Before you begin to use some of the theory that we've just covered, it's worth clarifying that creating realistic 3D and producing believable 3D are two different things. In Flash MX, a 2D vector graphics application, we're simply concerned with creating believable 3D effects. On the other hand, realistic 3D is something that might be used in a motion picture, or something that could be created in a specific 3D software package (3D Studio Max, for example). In such cases, the designers need the audience to believe that the 3D is in fact real. In contrast, in this chapter we're not trying to emulate any kind of super- realism we'll just create objects and scenes that the viewer can believe are meant to be 3D, such as our humble pool ball.

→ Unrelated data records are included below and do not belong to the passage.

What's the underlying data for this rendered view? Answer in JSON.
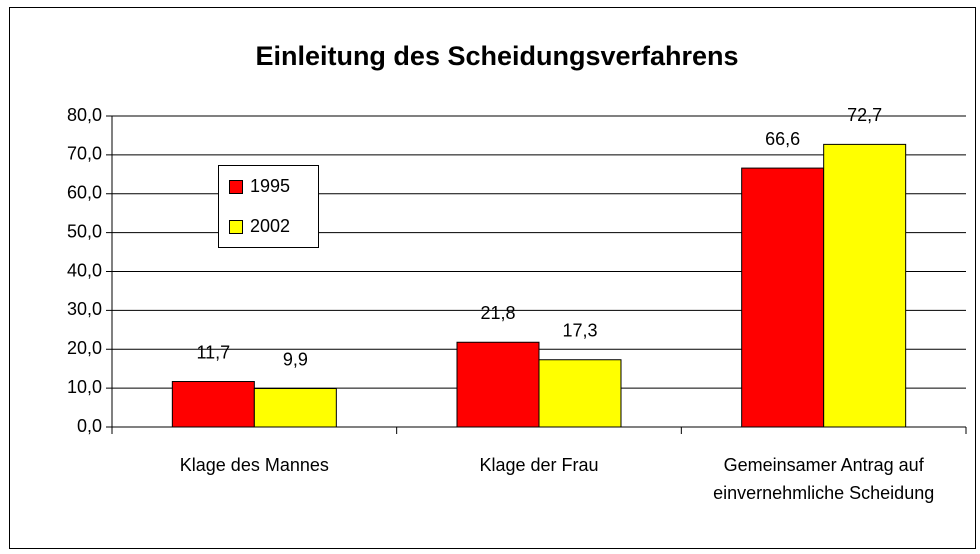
{
  "chart_data": {
    "type": "bar",
    "title": "Einleitung des Scheidungsverfahrens",
    "categories": [
      "Klage des Mannes",
      "Klage der Frau",
      "Gemeinsamer Antrag auf einvernehmliche Scheidung"
    ],
    "series": [
      {
        "name": "1995",
        "color": "#ff0000",
        "values": [
          11.7,
          21.8,
          66.6
        ],
        "value_labels": [
          "11,7",
          "21,8",
          "66,6"
        ]
      },
      {
        "name": "2002",
        "color": "#ffff00",
        "values": [
          9.9,
          17.3,
          72.7
        ],
        "value_labels": [
          "9,9",
          "17,3",
          "72,7"
        ]
      }
    ],
    "ylim": [
      0,
      80
    ],
    "yticks": [
      {
        "value": 0,
        "label": "0,0"
      },
      {
        "value": 10,
        "label": "10,0"
      },
      {
        "value": 20,
        "label": "20,0"
      },
      {
        "value": 30,
        "label": "30,0"
      },
      {
        "value": 40,
        "label": "40,0"
      },
      {
        "value": 50,
        "label": "50,0"
      },
      {
        "value": 60,
        "label": "60,0"
      },
      {
        "value": 70,
        "label": "70,0"
      },
      {
        "value": 80,
        "label": "80,0"
      }
    ],
    "grid": true
  }
}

Throughout the following tutorials, keep in mind that there are always many different ways to create effects in Flash. You may eventually find that you like creating these visuals differently, but the fundamental ideas behind each example are what you should remember. That may simply mean that the highlight gets drawn before the reflection or vice versa. Our point is that we explain how to recreate these objects linearly from the bottom up. You may find that when you do them from scratch you'll create them differently, and that's just fine. Also, because color is so important in creating believable 3D, we focus on gradients and colors a bit as well.
These demonstrations will hopefully serve to inspire and motivate you, and from here you should just go with your feeling and create the best looking Flash 3D possible.